Com isso, o acontecimento que detinha – no plano historiográfico – um vasto território, efetivamente, se apequenou. E hoje, num tempo em que a ministra da agricultura afirma que, no Brasil, não há mais latifúndio, a impressão é que a humanidade se encontra desamparada ante a morte dos fatos. Nessa perspectiva, se não existe mais latifúndio, no Brasil, ok, os pós-modernos estão certos: os fatos estão mortos.
Pintar um quadro vívido desse ambiente e do processo que lhe confere sentido, de certo, pode nos tornar mais do que adultos nostálgicos dos acontecimentos, e, por tabela, nos permitir examinar o declínio da estratégia socialista, e concomitantemente, o reforço de ideias em que as desventuras céticas e traumas hipersubjetivados afogam qualquer componente de objetividade no plano da história.
É certo que o fato, como o pensavam os positivistas, está soterrado no cemitério do tempo. Precisa matá-lo, no entanto, como condição primária da refletividade histórica? Ou seja: para salvar o factual da superficialidade, primeiro, e da areia movediça, depois, não é necessário assassiná-lo.
A neutralidade axiológica, professada pelos metódicos, com o propósito de elaborar a descrição imparcial do seu objeto, é uma folha de parreira. Com ela, estamos historicamente desnudos. Contestar isso, entretanto, não deve indicar o trespasse do acontecimento na história. Mesmo autores cultuados pelos pós-modernos, se revelam mais cautelosos com relação a esse debate. Como observou François Dosse, “o acontecimento, segundo Péguy, não é neutro; ele exige um comprometimento total do indivíduo” (2013:47). É evidente que o comprometimento do indivíduo é parte do complexo processo de construção do fato, mas esse envolvimento tem limites bem marcados, nomeadamente a particularidade de que o acontecimento não é a resultante arbitrária da ideação ou do simples devaneio, ainda que para o seu concurso o historiador mobilize a imaginação. A afiguração, contudo, deve se embasar no manejo cuidadoso de dados e análises, sem se incorrer na substituição da imaginação viva pela pura imaginação.

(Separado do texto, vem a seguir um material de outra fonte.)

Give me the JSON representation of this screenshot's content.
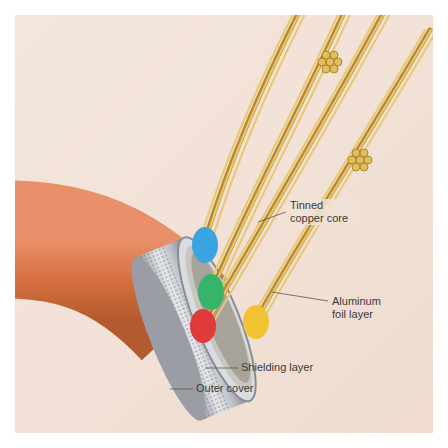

Nessa linha de raciocínio, o autor de História em migalhas, afirma que “para Péguy, o verdadeiro historiador é aquele que restitui vida ao acontecimento”. (DOSSE, 2013:50). Ora, o que faz Marx, em O 18 de brumário de Luis Bonaparte, a não ser restituir vida aos acontecimentos? Ele, no entanto, recusando a empáfia da imaginação pura, não inventa os fatos os quais submete a uma elaboração cuidadosamente coerente.

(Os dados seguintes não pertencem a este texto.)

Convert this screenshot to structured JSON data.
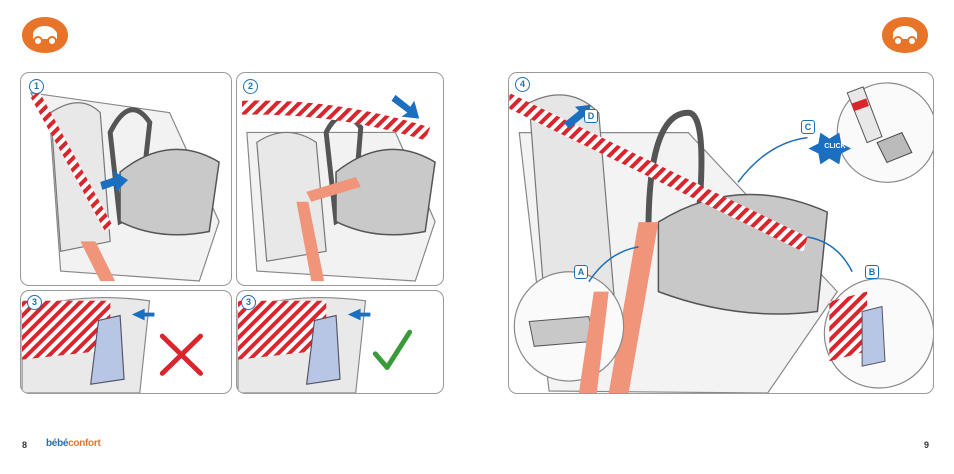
{
  "page_left_number": "8",
  "page_right_number": "9",
  "brand": {
    "part1": "bébé",
    "part2": "confort"
  },
  "steps": {
    "step1": "1",
    "step2": "2",
    "step3a": "3",
    "step3b": "3",
    "step4": "4"
  },
  "callouts": {
    "a": "A",
    "b": "B",
    "c": "C",
    "d": "D"
  },
  "click_text": "CLICK",
  "colors": {
    "logo_orange": "#e8742a",
    "step_blue": "#1f6fb5",
    "arrow_blue": "#1a6fc0",
    "strap_red": "#d9252b",
    "belt_salmon": "#f0957a",
    "cross_red": "#d9252b",
    "check_green": "#3a9a3a"
  }
}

Malgrado os seus momentos de lucidez teórica, François Dosse, apoiado em Péguy, quer, paradoxalmente, que nos livremos dos fatos, quando, em última análise, deveríamos reconstituí-los, restituí-los de vida, por meio do entrelaçamento de imagens altivas e análises rigorosas. Em O 18 de Brumário, Marx começa o seu texto empregando uma das mais fecundas imagens da ciência histórica: “Hegel observa em uma de suas obras que todos os fatos e personagens de grande importância na história do mundo ocorrem, por assim dizer, duas vezes. E esqueceu-se de acrescentar: a primeira vez como tragédia, a segunda como farsa”. Embasado nessa representação analógica, ele parte para uma apreciação histórica dos fatos na qual não há propensão para o misticismo ou a evasão do real, em que o objetivo e o subjetivo assomam como momentos de uma mesma totalidade. Ao empreender essa ação teórico-metodológica, o velho alemão dava um aviso: atrás dos fatos só não vai quem já morreu! Atrás dos fatos, não no sentido, de tomá-los em uma suposta neutralidade, mas para rendê-los a análise mais feraz e profunda, desfazendo-os dos véus que os pretendem passar por lebre, afinal, se houvesse coincidência entre aparência e essência, não haveria necessidade de ciência.
Nesse sentido, o mais doloroso de tudo isso, não é a supremacia desse ponto de vista na academia, mas como isso resvala para a o terreno de uma realidade mais rica e compósita, que ultrapassa os muros da universidade.
Nesses termos, o capitalismo confronta uma crise ou se trata de mera invencionice? No Brasil, a economia se desacelera, ou não? Hobsbawm (2000) escreveu que não podemos inventar os fatos. Elvis Presley morreu ou não? Houve forno crematório, na barbárie nazifascista, ou não? A essas perguntas poderíamos acrescentar: há latifúndio, no Brasil, ou não? Como diria Brecht, são tantas as perguntas. Isso expresso, assim, é quase inacreditável, mas Kátia Abreu e os pós-modernos têm um ponto em comum: ambos desejam ardentemente “desconstruir” os fatos.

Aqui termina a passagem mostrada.